Ancient Indian Earthwork Near Milwaukee Wisconsin




On the land of Mr. Geo. O. Tiffany, half a mile south of Forest Home Cemetery, is a sort of inclosure opposite some very large springs.  The walls are about eighteen inches high, and three or four feet wide. It is on a level flat, from which there is a descent of about eight feet to the springs. The wall is double, as shown by the figure, the outer one interrupted by two gateways. There are some irregular excavations within the inclosure. Large trees grow upon and near the works, constituting a dense forest of thrifty growth. The flat on which these works are built terminates in the rear by high hills surmounted by the mounds before described.
There can be no doubt that this wall of earth is the only remaining trace of some building erected here on account of the copious springs opposite the main opening; but the nature of the edifice can only be conjectured. Perhaps it may have consisted of palisades or timbers set in the ground, against which a bank of earth was erected to secure greater strength and permanency. There is no regular ditch accompanying the wall, as is found in similar works in New York and elsewhere. Immediately above these works another was traced, with a ditch very irregular in its form, direction, and dimensions, which proved to have been the work of the beaver. This industrious little animal had here set up a colony, and erected his works; his “nation” has had its rise, and its decline and fall, since the aboriginal structures were abandoned.

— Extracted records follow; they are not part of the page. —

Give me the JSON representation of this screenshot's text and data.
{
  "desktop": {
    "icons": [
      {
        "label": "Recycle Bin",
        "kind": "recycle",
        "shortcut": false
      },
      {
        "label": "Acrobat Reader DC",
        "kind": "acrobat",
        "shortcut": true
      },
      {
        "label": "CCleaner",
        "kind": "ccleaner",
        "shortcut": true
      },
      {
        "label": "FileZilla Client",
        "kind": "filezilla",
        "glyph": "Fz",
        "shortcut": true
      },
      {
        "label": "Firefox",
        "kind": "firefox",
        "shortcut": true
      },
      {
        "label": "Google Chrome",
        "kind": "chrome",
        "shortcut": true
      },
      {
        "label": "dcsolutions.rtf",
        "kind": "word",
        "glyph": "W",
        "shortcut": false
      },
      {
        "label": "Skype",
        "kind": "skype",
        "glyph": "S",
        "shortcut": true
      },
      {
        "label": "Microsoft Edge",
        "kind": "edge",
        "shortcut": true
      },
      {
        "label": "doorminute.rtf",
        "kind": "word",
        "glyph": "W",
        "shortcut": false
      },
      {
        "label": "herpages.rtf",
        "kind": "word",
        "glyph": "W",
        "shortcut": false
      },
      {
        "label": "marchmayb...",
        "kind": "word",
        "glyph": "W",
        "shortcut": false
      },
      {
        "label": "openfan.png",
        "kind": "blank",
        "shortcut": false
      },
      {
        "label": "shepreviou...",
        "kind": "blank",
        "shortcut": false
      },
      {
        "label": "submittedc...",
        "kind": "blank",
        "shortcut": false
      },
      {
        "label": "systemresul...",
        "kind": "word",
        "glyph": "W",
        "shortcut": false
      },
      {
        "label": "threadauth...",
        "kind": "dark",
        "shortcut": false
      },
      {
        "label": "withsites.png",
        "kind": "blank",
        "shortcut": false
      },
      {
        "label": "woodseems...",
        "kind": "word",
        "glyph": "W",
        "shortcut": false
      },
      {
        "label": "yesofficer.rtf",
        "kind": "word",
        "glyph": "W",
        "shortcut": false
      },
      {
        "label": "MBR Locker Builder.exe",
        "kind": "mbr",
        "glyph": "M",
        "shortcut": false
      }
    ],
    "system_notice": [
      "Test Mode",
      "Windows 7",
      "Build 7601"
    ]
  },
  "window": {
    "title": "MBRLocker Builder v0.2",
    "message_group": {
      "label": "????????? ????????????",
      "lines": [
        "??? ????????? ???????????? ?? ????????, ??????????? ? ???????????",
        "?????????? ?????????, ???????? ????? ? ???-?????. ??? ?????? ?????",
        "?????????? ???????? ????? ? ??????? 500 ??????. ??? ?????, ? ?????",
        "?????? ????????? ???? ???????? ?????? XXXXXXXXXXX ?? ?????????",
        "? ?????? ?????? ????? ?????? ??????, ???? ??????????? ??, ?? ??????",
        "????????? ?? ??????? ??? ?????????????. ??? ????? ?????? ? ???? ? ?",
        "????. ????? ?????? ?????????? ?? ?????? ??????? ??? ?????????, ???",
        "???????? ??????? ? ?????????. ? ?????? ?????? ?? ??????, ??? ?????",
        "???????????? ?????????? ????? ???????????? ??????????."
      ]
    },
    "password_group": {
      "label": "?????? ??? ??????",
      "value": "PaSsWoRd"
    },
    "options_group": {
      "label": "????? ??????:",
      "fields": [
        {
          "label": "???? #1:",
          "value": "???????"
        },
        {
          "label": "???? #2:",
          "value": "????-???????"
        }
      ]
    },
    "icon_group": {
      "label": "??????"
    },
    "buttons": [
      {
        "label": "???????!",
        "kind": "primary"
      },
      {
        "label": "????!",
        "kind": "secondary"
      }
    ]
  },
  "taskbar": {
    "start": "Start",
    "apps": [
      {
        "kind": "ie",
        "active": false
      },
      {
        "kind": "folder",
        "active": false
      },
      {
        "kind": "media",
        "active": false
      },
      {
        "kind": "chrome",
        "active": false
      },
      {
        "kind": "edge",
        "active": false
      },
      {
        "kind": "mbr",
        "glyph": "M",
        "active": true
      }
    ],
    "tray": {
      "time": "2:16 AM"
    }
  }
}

Further up the creek, on the west side, north of the plank road, and not far from some very large mounds, are three similar works, except that they are not on the immediate bank of the creek. Two of them are represented in Fig. 6. The inclosure is about one hundred feet long, and thirty wide, in its greatest dimensions. The opening at appears to have been caused by the washing away of the earth by the rain that fell within the inclosure. The walls were nine feet wide and one foot high. The small size of these inclosures prevents their ranking with the “works of defence” or other extensive embankments described in the first and second volumes of the Smithsonian Contributions; and we can only suppose them to be the remains of ancient buildings, or structures of some kind, needful in the simple condition of those who erected them.